Поздно вечером приехали за Матвеевым — доктор, Илья Семёнович и одна женщина. Они увезли его, и на другой день, тоже вечером, привезли обратно — левая нога Матвеева кончалась коротко и тупо. Безайс ушёл в тёмную столовую и сел на расхлябанный диван. Ему хотелось рычать.
Он чувствовал себя виноватым — виноватым за то, что он здоров, что у него целы ноги, что мускулы легко играли под кожей. Ехали вместе и вместе попали под пули, но Матвеев один расплатился за все. Безайс тут ни при чем, это его счастье, что ни одна пуля не задела его — но иногда так невыносимо, так дьявольски тяжело быть счастливым!
Гипсовая собака
Матвеев очнулся сразу, точно от толчка. Он вздрогнул и открыл глаза. Комната в серых сумерках, незнакомая, странная, медленно поплыла перед его глазами.
Его охватило тяжёлое предчувствие чего-то страшного. Все вокруг имело дикий, несоразмерный вид. Потолок и стены кривились острыми зигзагами. У кровати на стуле стояли бутылка и стакан с чайной ложкой. Они показались огромными, выросшими и заполняли собой все. Комод, стоявший у противоположной стены, виднелся точно издали, как в бинокль, когда смотришь в уменьшительные стекла. В углах шевелились сумерки. Он прислушивался к их тихому шороху, не понимая, что сейчас — утро или вечер.
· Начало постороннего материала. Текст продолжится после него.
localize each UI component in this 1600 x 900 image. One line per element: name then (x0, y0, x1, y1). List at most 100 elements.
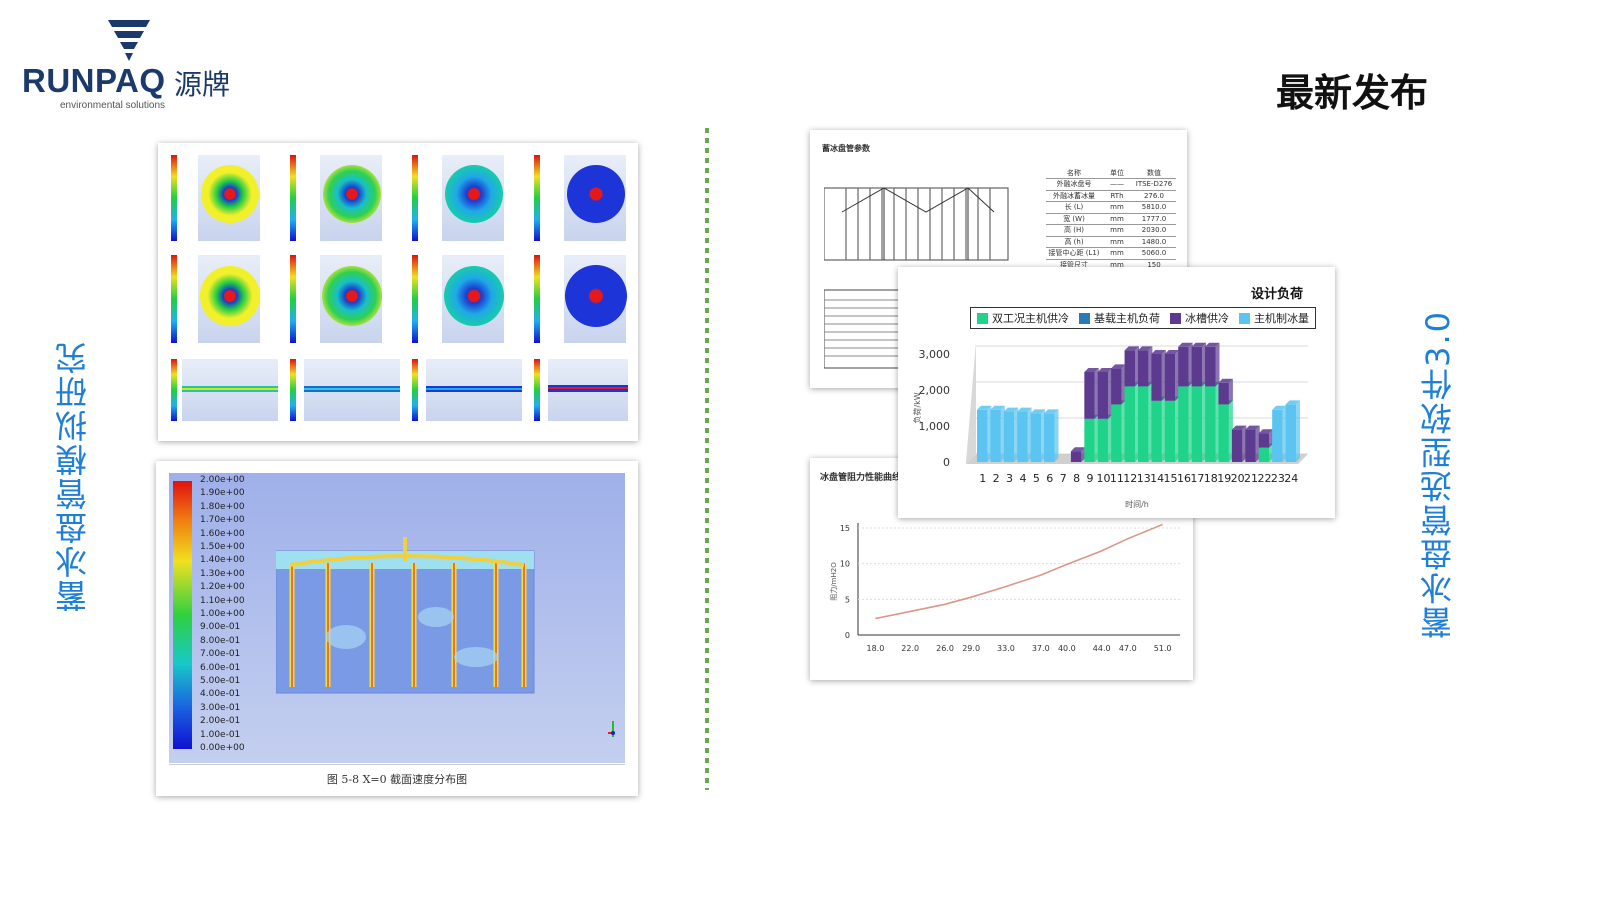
colorbar-label: 8.00e-01 (200, 635, 241, 646)
x-tick-label: 7 (1060, 472, 1067, 485)
y-tick-label: 15 (840, 524, 850, 533)
bar-top (1017, 407, 1032, 412)
params-cell: 2030.0 (1141, 226, 1167, 235)
colorbar-label: 1.10e+00 (200, 595, 245, 606)
params-cell: 276.0 (1143, 191, 1165, 200)
x-tick-label: 22 (1257, 472, 1271, 485)
x-tick-label: 16 (1177, 472, 1191, 485)
colorbar-label: 1.30e+00 (200, 568, 245, 579)
params-cell: 5060.0 (1141, 249, 1167, 258)
colorbar-label: 1.40e+00 (200, 555, 245, 566)
bar (1097, 418, 1109, 462)
bar-top (1272, 405, 1287, 410)
params-cell: 长 (L) (1064, 203, 1084, 212)
load-title: 设计负荷 (1250, 287, 1303, 302)
x-tick-label: 10 (1096, 472, 1110, 485)
x-tick-label: 12 (1123, 472, 1137, 485)
bar (1138, 386, 1149, 462)
x-tick-label: 23 (1271, 472, 1285, 485)
bar (1191, 386, 1203, 462)
colorbar-labels: 2.00e+00 1.90e+00 1.80e+00 1.70e+00 1.60e+00… (200, 475, 260, 765)
x-tick-label: 29.0 (962, 644, 980, 653)
colorbar-label: 2.00e+00 (200, 475, 245, 485)
x-tick-label: 33.0 (997, 644, 1015, 653)
x-tick-label: 11 (1110, 472, 1124, 485)
load-legend: 双工况主机供冷 基载主机负荷 冰槽供冷 主机制冰量 (970, 307, 1316, 329)
design-load-card: 设计负荷 双工况主机供冷 基载主机负荷 冰槽供冷 主机制冰量 0 1,000 2,000 3… (898, 267, 1335, 518)
bar (1218, 404, 1229, 462)
colorbar-label: 0.00e+00 (200, 743, 245, 753)
bar (1164, 354, 1176, 401)
bar (1191, 346, 1203, 387)
params-cell: 150 (1147, 260, 1161, 269)
colorbar-label: 5.00e-01 (200, 676, 241, 686)
bar (977, 409, 988, 462)
bar-top (1084, 368, 1099, 372)
x-tick-label: 9 (1087, 472, 1094, 485)
colorbar-label: 1.00e-01 (200, 729, 241, 740)
page-title: 最新发布 (1276, 71, 1429, 115)
tank-velocity-field (276, 537, 535, 694)
bar-top (1164, 350, 1180, 354)
legend-label: 基载主机负荷 (1094, 312, 1160, 325)
bar (1205, 386, 1216, 462)
params-cell: RTh (1110, 191, 1124, 200)
x-tick-label: 4 (1019, 472, 1026, 485)
bar-top (1218, 378, 1233, 383)
x-tick-label: 24 (1284, 472, 1298, 485)
bar-top (1205, 342, 1220, 347)
params-title: 蓄冰盘管参数 (822, 144, 870, 153)
logo-brand: RUNPAQ (22, 62, 166, 99)
x-tick-label: 20 (1231, 472, 1245, 485)
y-tick-label: 10 (840, 560, 850, 569)
params-cell: 接管尺寸 (1060, 260, 1088, 269)
simulation-grid-image (171, 155, 628, 421)
params-header-unit: 单位 (1110, 169, 1124, 177)
legend-label: 双工况主机供冷 (992, 312, 1069, 325)
colorbar-label: 7.00e-01 (200, 649, 241, 660)
bar-top (1124, 346, 1139, 351)
bar-side (1228, 378, 1233, 405)
bar (1003, 411, 1015, 462)
legend-swatch (1079, 312, 1090, 324)
logo-sub: environmental solutions (60, 100, 166, 111)
bar-top (1258, 429, 1274, 434)
params-cell: mm (1110, 226, 1124, 235)
x-tick-label: 19 (1217, 472, 1231, 485)
params-row: 外融冰蓄冰量 RTh 276.0 (1046, 191, 1176, 202)
y-tick-label: 2,000 (919, 384, 951, 397)
x-tick-label: 37.0 (1032, 644, 1050, 653)
x-tick-label: 1 (979, 472, 986, 485)
x-tick-label: 51.0 (1154, 644, 1172, 653)
params-row: 宽 (W) mm 1777.0 (1046, 214, 1176, 225)
bar-top (990, 405, 1005, 410)
colorbar-label: 1.90e+00 (200, 488, 245, 499)
y-axis-label: 阻力/mH2O (829, 562, 838, 601)
params-header-value: 数值 (1147, 169, 1161, 177)
bar (1245, 429, 1256, 462)
legend-item: 冰槽供冷 (1170, 310, 1229, 326)
colorbar-label: 4.00e-01 (200, 689, 241, 700)
x-tick-label: 15 (1164, 472, 1178, 485)
bar-side (1188, 382, 1193, 462)
legend-label: 主机制冰量 (1254, 312, 1309, 325)
bar-side (1027, 407, 1032, 462)
legend-swatch (977, 312, 988, 324)
bar-side (1054, 409, 1059, 462)
x-tick-label: 14 (1150, 472, 1164, 485)
bar-top (1044, 409, 1059, 414)
dotted-divider (705, 128, 709, 790)
bar-top (977, 405, 992, 410)
bar (1272, 409, 1283, 462)
bar (1258, 447, 1270, 462)
params-cell: 5810.0 (1141, 203, 1167, 212)
bar (1178, 386, 1189, 462)
params-cell: —— (1110, 180, 1124, 189)
bar (1030, 413, 1042, 462)
colorbar-label: 6.00e-01 (200, 662, 241, 673)
params-cell: 外融冰蓄冰量 (1053, 191, 1095, 200)
colorbar-label: 1.50e+00 (200, 542, 245, 552)
x-tick-label: 8 (1073, 472, 1080, 485)
y-tick-label: 0 (845, 631, 850, 640)
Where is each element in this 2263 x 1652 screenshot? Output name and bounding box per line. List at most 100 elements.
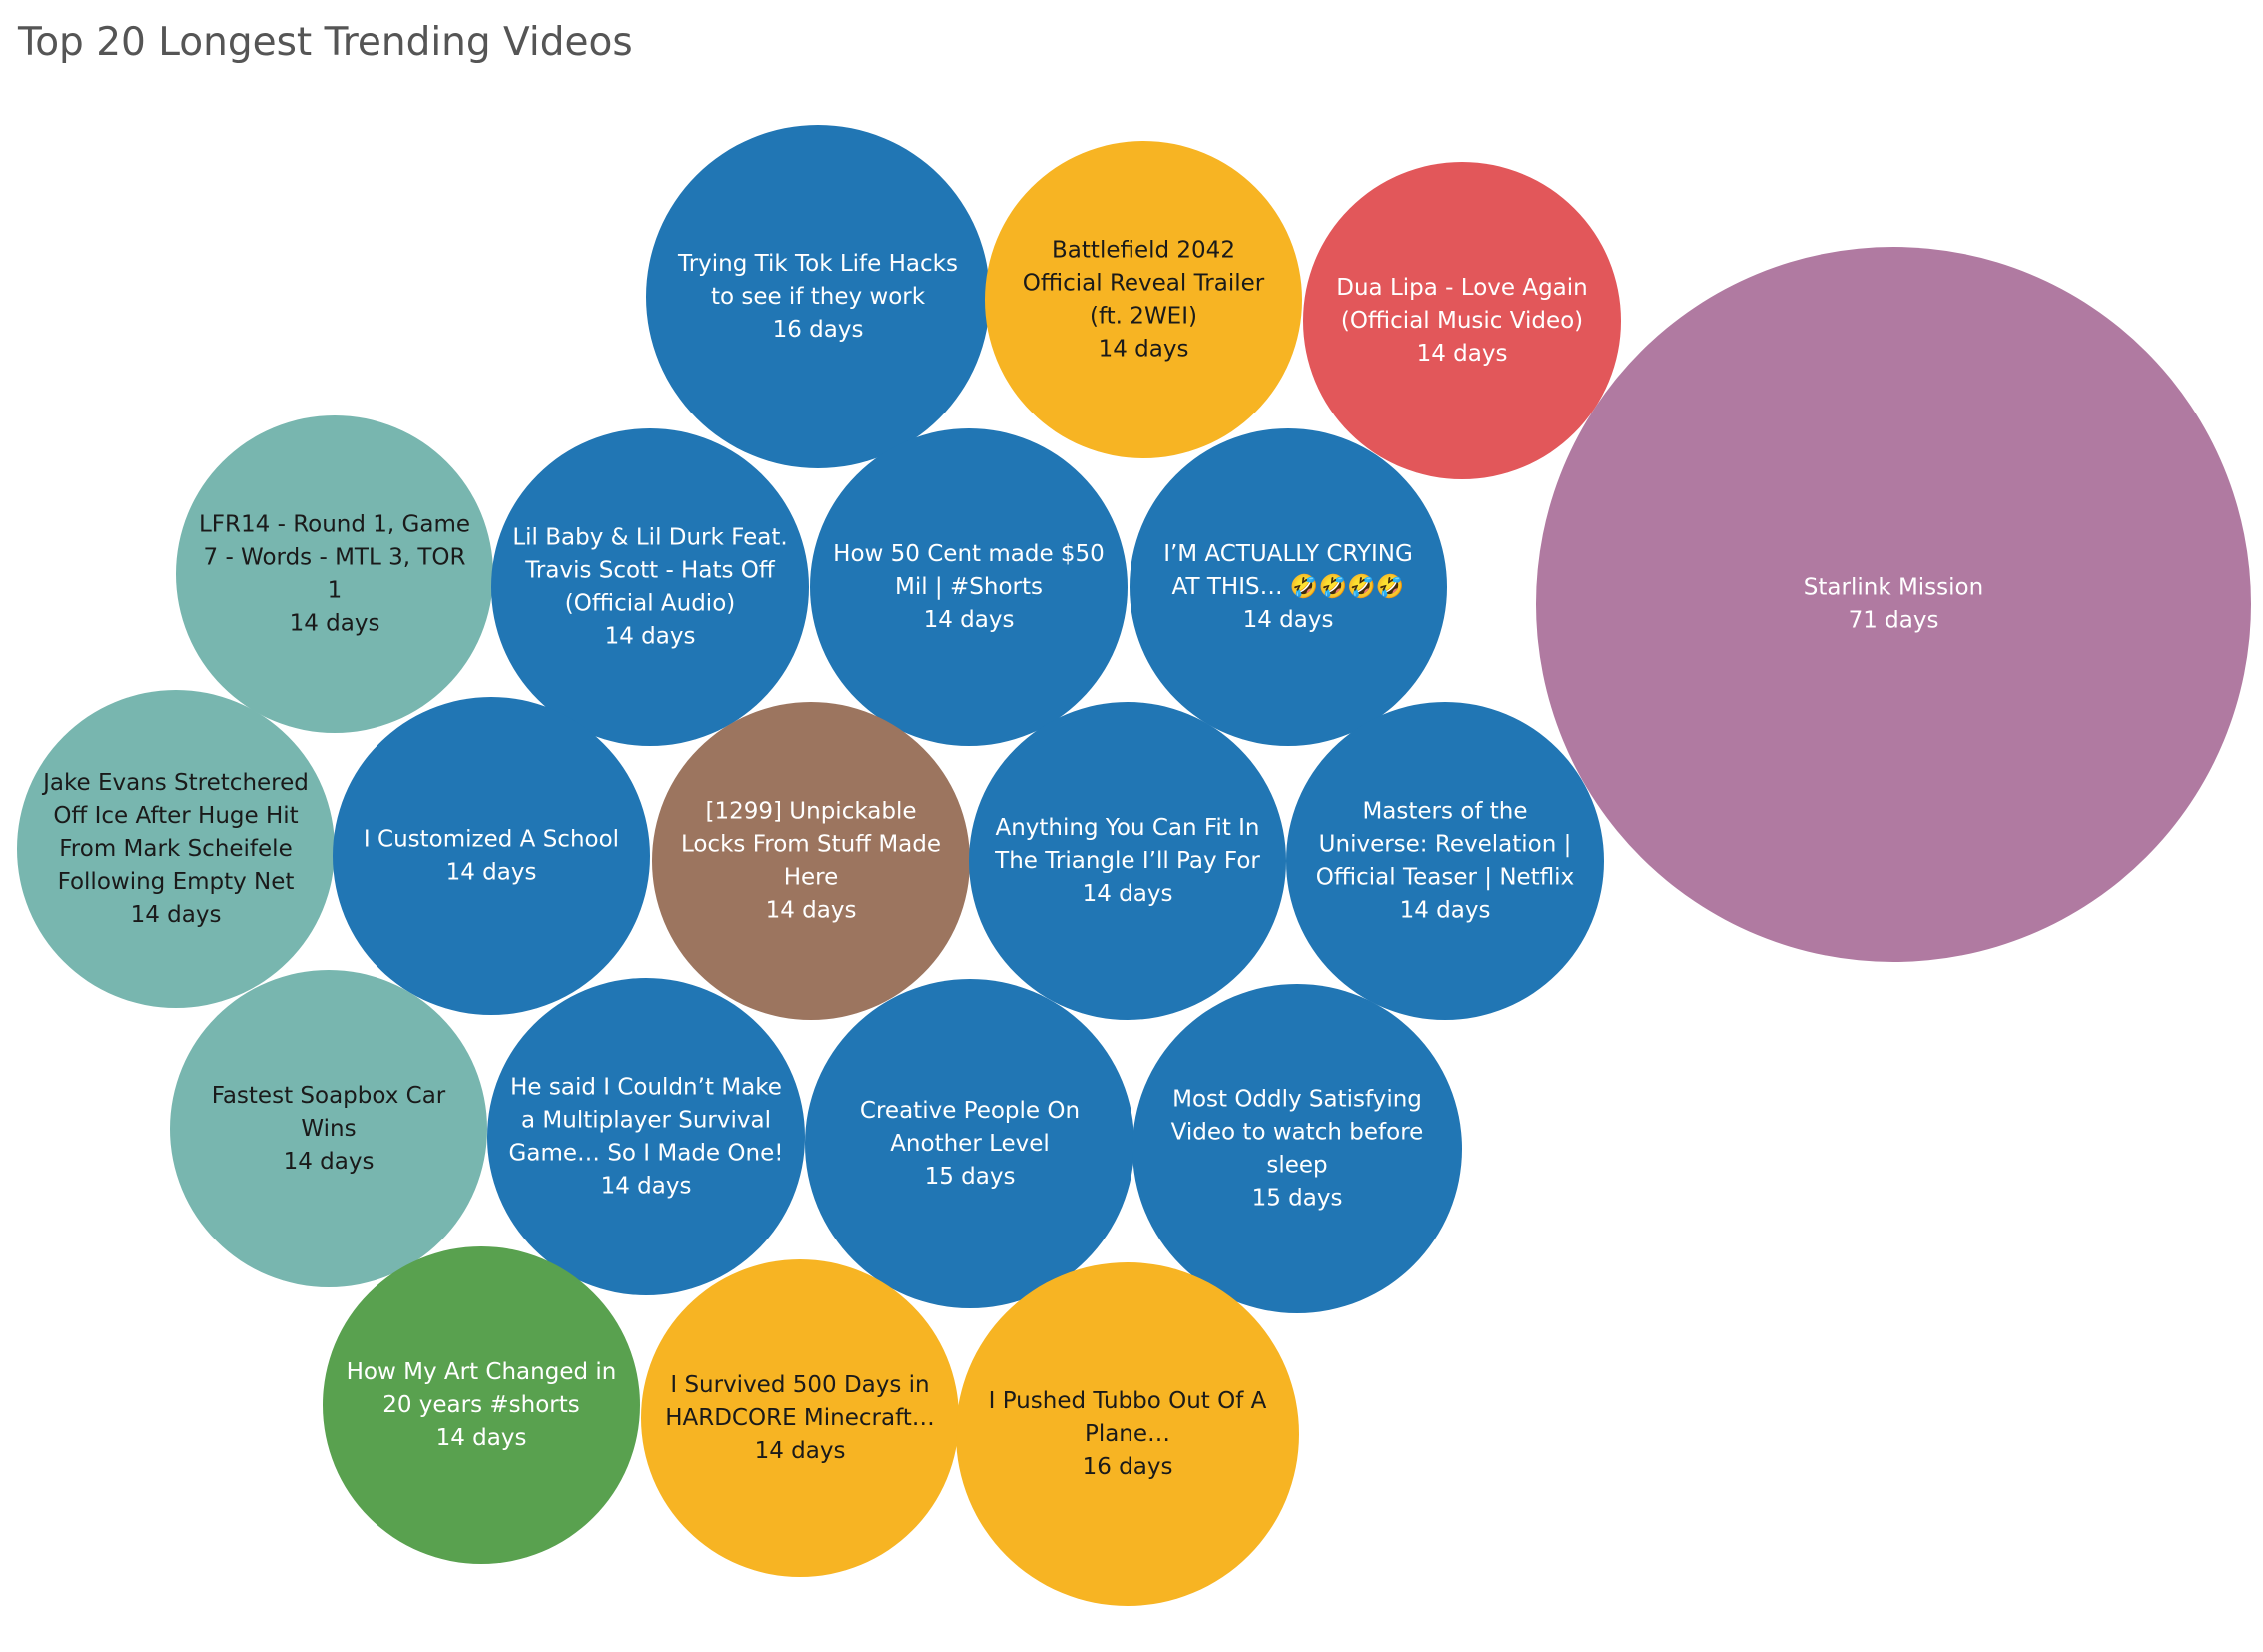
- bubble[interactable]: Dua Lipa - Love Again (Official Music Vid…: [1303, 162, 1621, 479]
- bubble-label: I Survived 500 Days in HARDCORE Minecraft…: [665, 1372, 935, 1464]
- bubble-circle[interactable]: [805, 979, 1134, 1308]
- bubble[interactable]: How 50 Cent made $50 Mil | #Shorts 14 days: [810, 428, 1128, 746]
- bubble-circle[interactable]: [1536, 247, 2251, 962]
- bubble-value: 14 days: [601, 1173, 692, 1199]
- bubble-circle[interactable]: [969, 702, 1286, 1020]
- bubble-circle[interactable]: [810, 428, 1128, 746]
- bubble[interactable]: Most Oddly Satisfying Video to watch befo…: [1132, 984, 1462, 1313]
- bubble-value: 14 days: [436, 1425, 527, 1451]
- bubble-value: 14 days: [755, 1438, 846, 1464]
- bubble-value: 15 days: [1252, 1185, 1343, 1211]
- bubble-label: Most Oddly Satisfying Video to watch befo…: [1171, 1086, 1424, 1211]
- bubble[interactable]: Trying Tik Tok Life Hacks to see if they …: [646, 125, 990, 468]
- bubble-circle[interactable]: [487, 978, 805, 1295]
- bubble-circle[interactable]: [491, 428, 809, 746]
- bubble-value: 14 days: [924, 607, 1015, 633]
- bubble-title-line: Creative People On: [860, 1098, 1080, 1124]
- bubble-title-line: Fastest Soapbox Car: [212, 1083, 446, 1109]
- bubble-title-line: Following Empty Net: [58, 869, 295, 895]
- bubble-circle[interactable]: [170, 970, 487, 1287]
- bubble-circle[interactable]: [1286, 702, 1604, 1020]
- bubble-label: LFR14 - Round 1, Game 7 - Words - MTL 3, …: [199, 511, 470, 636]
- bubble-value: 14 days: [1400, 897, 1491, 923]
- bubble-value: 14 days: [605, 623, 696, 649]
- bubble-title-line: Starlink Mission: [1804, 574, 1983, 600]
- bubble[interactable]: He said I Couldn’t Make a Multiplayer Sur…: [487, 978, 805, 1295]
- bubble-title-line: Anything You Can Fit In: [995, 815, 1259, 841]
- bubble-circle[interactable]: [17, 690, 335, 1008]
- bubble-title-line: From Mark Scheifele: [59, 836, 292, 862]
- bubble-title-line: Dua Lipa - Love Again: [1336, 275, 1587, 301]
- bubble-value: 16 days: [1083, 1454, 1173, 1480]
- bubble-label: Creative People On Another Level 15 days: [860, 1098, 1080, 1190]
- bubble[interactable]: [1299] Unpickable Locks From Stuff Made He…: [652, 702, 970, 1020]
- bubble-label: How 50 Cent made $50 Mil | #Shorts 14 days: [833, 541, 1105, 633]
- bubble[interactable]: Anything You Can Fit In The Triangle I’ll…: [969, 702, 1286, 1020]
- bubble-title-line: Locks From Stuff Made: [681, 831, 941, 857]
- bubble-title-line: The Triangle I’ll Pay For: [994, 848, 1260, 874]
- bubble-circle[interactable]: [323, 1246, 640, 1564]
- bubble-value: 14 days: [1243, 607, 1334, 633]
- bubble-title-line: Plane…: [1085, 1421, 1170, 1447]
- bubble-title-line: Travis Scott - Hats Off: [524, 557, 776, 583]
- bubble-circle[interactable]: [956, 1262, 1299, 1606]
- bubble[interactable]: I Survived 500 Days in HARDCORE Minecraft…: [641, 1259, 959, 1577]
- bubble[interactable]: How My Art Changed in 20 years #shorts 14 …: [323, 1246, 640, 1564]
- bubble-circle[interactable]: [333, 697, 650, 1015]
- bubble-circle[interactable]: [985, 141, 1302, 458]
- bubble[interactable]: Lil Baby & Lil Durk Feat. Travis Scott - …: [491, 428, 809, 746]
- bubble-title-line: (ft. 2WEI): [1090, 303, 1197, 329]
- bubble-title-line: I’M ACTUALLY CRYING: [1163, 541, 1413, 567]
- bubble-title-line: Here: [784, 864, 839, 890]
- bubble-title-line: Game… So I Made One!: [509, 1140, 784, 1166]
- bubble-title-line: Most Oddly Satisfying: [1172, 1086, 1422, 1112]
- bubble-value: 15 days: [925, 1164, 1016, 1190]
- bubble-label: Dua Lipa - Love Again (Official Music Vid…: [1336, 275, 1587, 367]
- bubble-label: Trying Tik Tok Life Hacks to see if they …: [677, 251, 958, 343]
- bubble-title-line: I Survived 500 Days in: [670, 1372, 929, 1398]
- bubble-value: 14 days: [1417, 341, 1508, 367]
- bubble-value: 16 days: [773, 317, 864, 343]
- bubble[interactable]: I Customized A School 14 days: [333, 697, 650, 1015]
- bubble-label: Fastest Soapbox Car Wins 14 days: [212, 1083, 446, 1175]
- bubble-circle[interactable]: [646, 125, 990, 468]
- bubble-value: 14 days: [1099, 336, 1189, 362]
- bubble-label: I’M ACTUALLY CRYING AT THIS… 🤣🤣🤣🤣 14 days: [1163, 541, 1413, 633]
- bubble-title-line: (Official Audio): [565, 590, 736, 616]
- bubble-title-line: He said I Couldn’t Make: [510, 1074, 782, 1100]
- bubble-title-line: Wins: [301, 1116, 356, 1142]
- bubble-title-line: LFR14 - Round 1, Game: [199, 511, 470, 537]
- bubble-title-line: Trying Tik Tok Life Hacks: [677, 251, 958, 277]
- bubble-label: Jake Evans Stretchered Off Ice After Huge…: [41, 770, 309, 928]
- bubble-circle[interactable]: [176, 415, 493, 733]
- bubble[interactable]: Creative People On Another Level 15 days: [805, 979, 1134, 1308]
- bubble-circle[interactable]: [1130, 428, 1447, 746]
- bubble-title-line: Universe: Revelation |: [1319, 831, 1572, 857]
- bubble-circle[interactable]: [1132, 984, 1462, 1313]
- bubble-title-line: Battlefield 2042: [1052, 237, 1235, 263]
- bubble-label: How My Art Changed in 20 years #shorts 14 …: [347, 1359, 617, 1451]
- bubble-value: 71 days: [1849, 607, 1939, 633]
- bubble-circle[interactable]: [1303, 162, 1621, 479]
- bubble-title-line: I Pushed Tubbo Out Of A: [989, 1388, 1267, 1414]
- bubble-circle[interactable]: [641, 1259, 959, 1577]
- bubble[interactable]: I Pushed Tubbo Out Of A Plane… 16 days: [956, 1262, 1299, 1606]
- bubble-label: I Pushed Tubbo Out Of A Plane… 16 days: [989, 1388, 1267, 1480]
- bubble[interactable]: Fastest Soapbox Car Wins 14 days: [170, 970, 487, 1287]
- bubble-circle[interactable]: [652, 702, 970, 1020]
- bubble-title-line: I Customized A School: [364, 826, 619, 852]
- bubble[interactable]: Jake Evans Stretchered Off Ice After Huge…: [17, 690, 335, 1008]
- bubble[interactable]: Masters of the Universe: Revelation | Offi…: [1286, 702, 1604, 1020]
- bubble-label: Masters of the Universe: Revelation | Offi…: [1316, 798, 1574, 923]
- bubble[interactable]: Starlink Mission 71 days: [1536, 247, 2251, 962]
- bubble-value: 14 days: [131, 902, 222, 928]
- bubble[interactable]: LFR14 - Round 1, Game 7 - Words - MTL 3, …: [176, 415, 493, 733]
- bubble-value: 14 days: [284, 1149, 375, 1175]
- bubble-value: 14 days: [766, 897, 857, 923]
- bubble[interactable]: I’M ACTUALLY CRYING AT THIS… 🤣🤣🤣🤣 14 days: [1130, 428, 1447, 746]
- bubble-label: [1299] Unpickable Locks From Stuff Made He…: [681, 798, 941, 923]
- bubble-title-line: 1: [328, 577, 343, 603]
- bubble[interactable]: Battlefield 2042 Official Reveal Trailer (…: [985, 141, 1302, 458]
- bubble-label: Lil Baby & Lil Durk Feat. Travis Scott - …: [512, 524, 787, 649]
- bubble-title-line: (Official Music Video): [1341, 308, 1583, 334]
Закрывая глаза, он чувствовал, как кровать начинает качаться под ним медленными, плавными размахами. Сначала ноги поднимались вверх, потом опускались, и начинала подниматься голова. Он открыл глаза, повернулся и вдруг дико вскрикнул. За окном, прижавшись к стеклу широким лицом, стоял кто-то и неподвижно смотрел на него.
Ужас придавил его к кровати. Все ощущения мгновенно приобрели остроту и напряжённость. С мельчайшими подробностями он видел, как тёмная фигура за окном подняла руки, надавила на раму, и стекла высыпались, падая на одеяло. Тёмный силуэт просунулся в комнату и опёрся на подоконник — осколки хрустнули под его локтями. Матвеев видел большую голову, широкие плечи и завитки волос над ушами, но лица разглядеть не мог — вместо лица было какое-то серое пятно.
В комнате ходил ветер, хлопая занавеской. Несколько снежинок закружилось над Матвеевым.
Исчезающими остатками сознания Матвеев понял, что это бред.
— Ничего нет, — прошептал он.
И действительно, на секунду силуэт побледнел, и сквозь него стали видны очертания рамы. Последним усилием Матвеев старался освободиться от тяжёлой власти кошмара, точно разрывая опутывающие его верёвки. Но затем он сразу погрузился в дикий призрачный мир, и бред сомкнулся над его головой, точно тяжёлая вода. В синем квадрате окна очертания тёмной фигуры стали ещё отчётливее.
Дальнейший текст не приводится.